In scena al Teatro Olimpico di Vicenza il 25 e il 26 ottobre 2014 per il 67° Ciclo di Spettacoli Classici, grazie alla scelta di Emma Dante, non si può dire che “Jesus”, ultima produzione di Babilonia Teatri, di e con Valeria Raimondi ed Enrico Castellani , abbia folgorato il pubblico per una qualche ragione, al contrario.
Atteso come ormai tutte le produzioni di questa Compagnia veronese che ha fatto molto parlare di sé e nei cui precedenti spettacoli la critica ha riconosciuto innovazione linguistica grazie alla rottura di canoni di tradizione, tanto da collezionare diversi premi, non si può dire sia stato accolto con entusiasmo dal pubblico perlopiù deluso, a testimonianza dei commenti ascoltati all’uscita.
Di fatto secondo il mio personale punto di vista dire “poco convincente” di questo spettacolo è dire tanto e danno da pensare le numerose e autorevoli presenze e coproduzioni citate nella presentazione: coproduzione con La Nef/ Fabrique des Cultures Acrtuelles Sait-Diè-des- Vosges ( France) e MESS International Theater Festival Sarajevo ( Bosnia and Herzegovina), in collaborazione con Emilia Romagna Teatro Fondazione, con il sostegno di Fuori Luogo La Spezia, laboratorio teatrale in collaborazione con l’Associazione ZeroFavole realizzato con il contributo della Fondazione Alta Mane Italia e infine spettacolo scelto da Emma Dante per l’Olimpico.
Insomma si ripropone lo stesso problema già ravvisato in altri contesti: come avviene un finanziamento? C’è poi un reale controllo sulla realizzazione del progetto o basta il “nome” o un’”idea” magari bene presentata per ottenere soldi, alleanze e consensi?

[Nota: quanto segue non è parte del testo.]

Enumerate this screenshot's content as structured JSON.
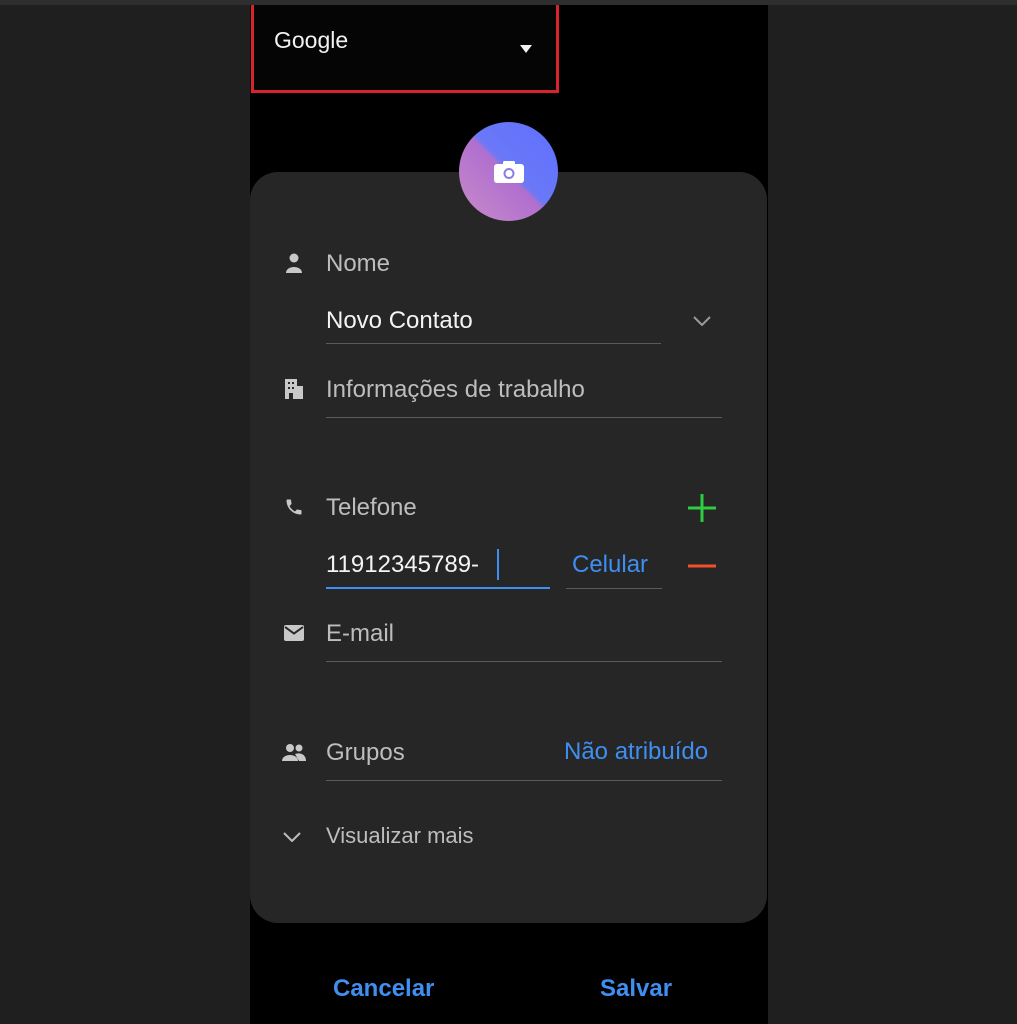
{
  "account": {
    "label": "Google"
  },
  "form": {
    "name_label": "Nome",
    "name_value": "Novo Contato",
    "work_label": "Informações de trabalho",
    "phone_label": "Telefone",
    "phone_value": "11912345789-",
    "phone_type": "Celular",
    "email_placeholder": "E-mail",
    "groups_label": "Grupos",
    "groups_value": "Não atribuído",
    "view_more": "Visualizar mais"
  },
  "footer": {
    "cancel": "Cancelar",
    "save": "Salvar"
  },
  "icons": [
    "caret-down-icon",
    "camera-icon",
    "person-icon",
    "chevron-down-icon",
    "building-icon",
    "phone-icon",
    "plus-icon",
    "minus-icon",
    "mail-icon",
    "groups-icon"
  ],
  "colors": {
    "accent": "#3f8ff0",
    "add": "#2ecc40",
    "remove": "#f0502a",
    "highlight_border": "#d8222c"
  }
}
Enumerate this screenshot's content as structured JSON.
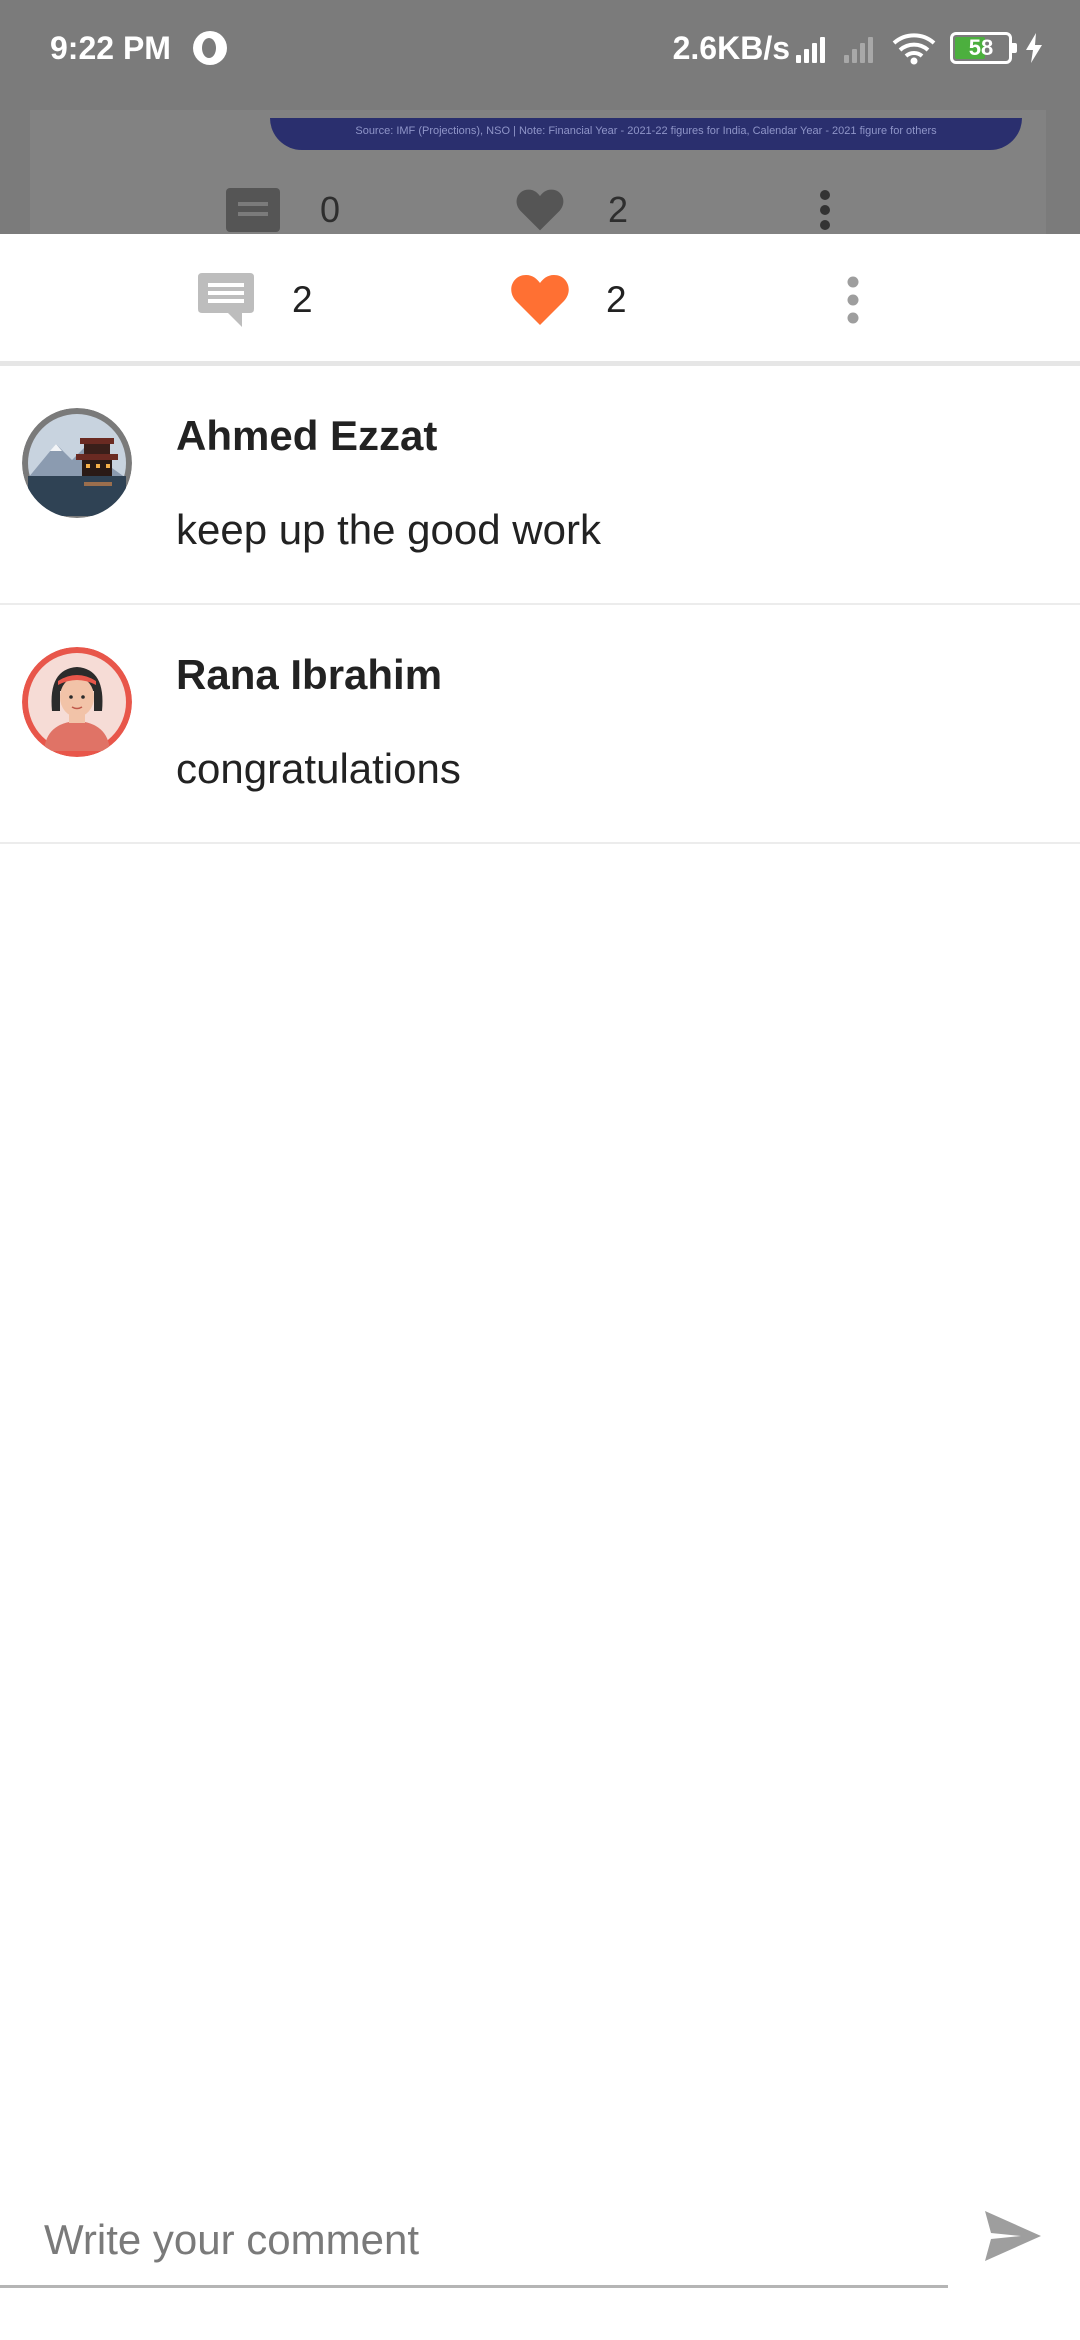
{
  "status_bar": {
    "time": "9:22 PM",
    "network_speed": "2.6KB/s",
    "battery_level": "58",
    "battery_fraction": 0.58,
    "icons": [
      "app-notification-icon",
      "signal-strong-icon",
      "signal-no-service-icon",
      "wifi-icon",
      "battery-icon",
      "charging-icon"
    ]
  },
  "background_post": {
    "banner_text": "Source: IMF (Projections), NSO | Note: Financial Year - 2021-22 figures for India, Calendar Year - 2021 figure for others",
    "comment_count": "0",
    "like_count": "2"
  },
  "actions": {
    "comment_count": "2",
    "like_count": "2",
    "like_color": "#ff7033"
  },
  "comments": [
    {
      "author": "Ahmed Ezzat",
      "text": "keep up the good work",
      "avatar": "landscape-photo"
    },
    {
      "author": "Rana Ibrahim",
      "text": "congratulations",
      "avatar": "female-avatar"
    }
  ],
  "compose": {
    "placeholder": "Write your comment",
    "value": ""
  },
  "colors": {
    "accent": "#ff7033",
    "icon_gray": "#bdbdbd",
    "divider": "#e6e6e6",
    "overlay": "#7b7b7b"
  }
}
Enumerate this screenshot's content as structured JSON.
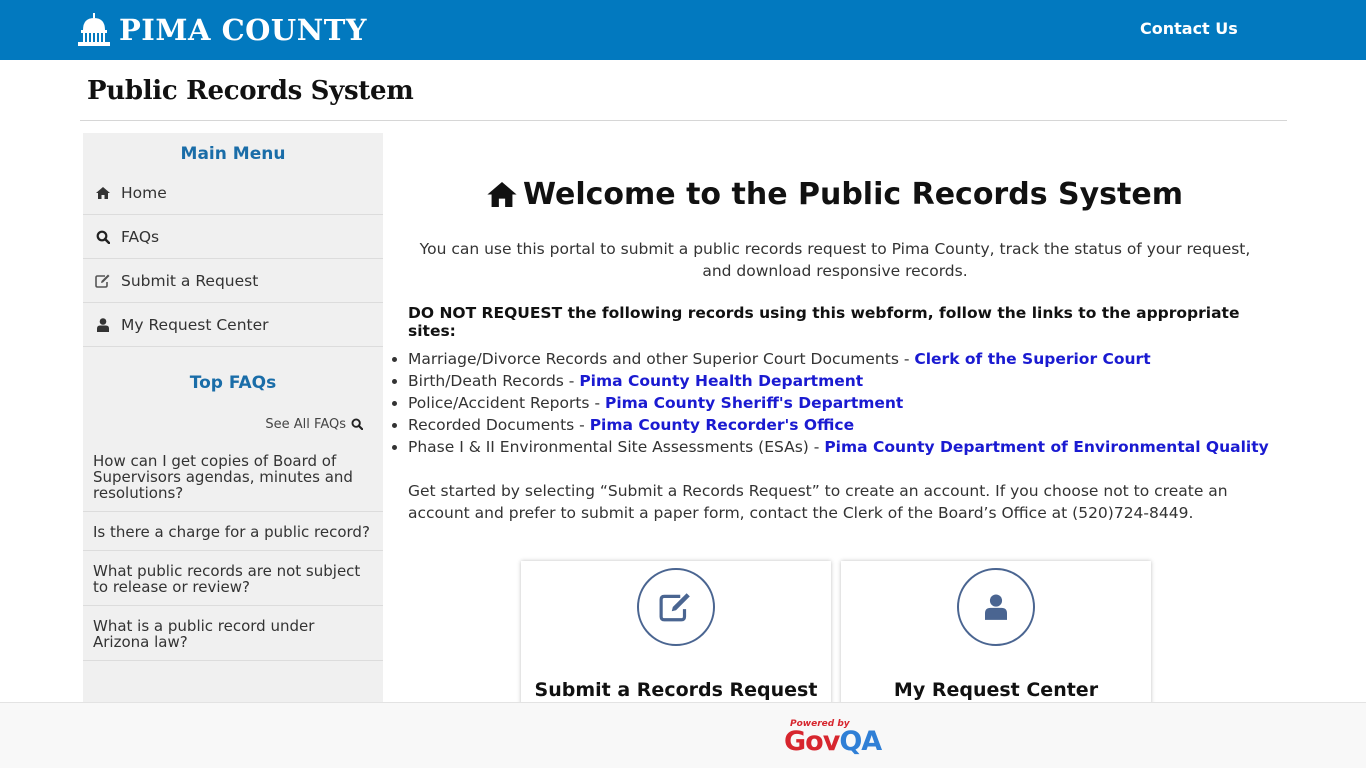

Se in altre produzioni di Babilonia la genialità dell’idea di fondo unita ad uno stile linguistico provocatoriamente aggressivo e ad azzardi al limite del lecito (Lolita- bloccato dalla censura e Pinocchio) erano riusciti a catturare l’attenzione di critica e pubblico, portando in auge quasi dal nulla la Compagnia, vincitrice di numerosi premi (dal mio personale punto di vista sopravvalutata) quando questi elementi cadono, come in questo caso, rimane ben poco.
Jesus alla fine non cattura, né per originalità d’invenzione né per modalità interpretativa.
La trama drammaturgica è esile e sembra piuttosto l’assemblaggio di clichè scontati, che se in altre produzioni potevano essere interpretate come “messa a nudo” di una banalità di vita che ci appartiene, qui rivela solo la superficialità di una tematica mai realmente affrontata. Un paio di scene interessanti ci sono, peccato spunti non approfonditi,che quindi rimangono sul piano di piacevolezza estetica.
La modalità interpretativa non offre possibilità di gioco, centrata come sempre più sulla presenza scenica degli attori che sulla modulazione della voce, per scelta impersonale e senza alcuna partecipazione emotiva: un clichè anche questo cui Babilonia ci ha abituati e che finisce per appiattire gli spettacoli quando incapaci di proporre un linguaggio efficace alternativo.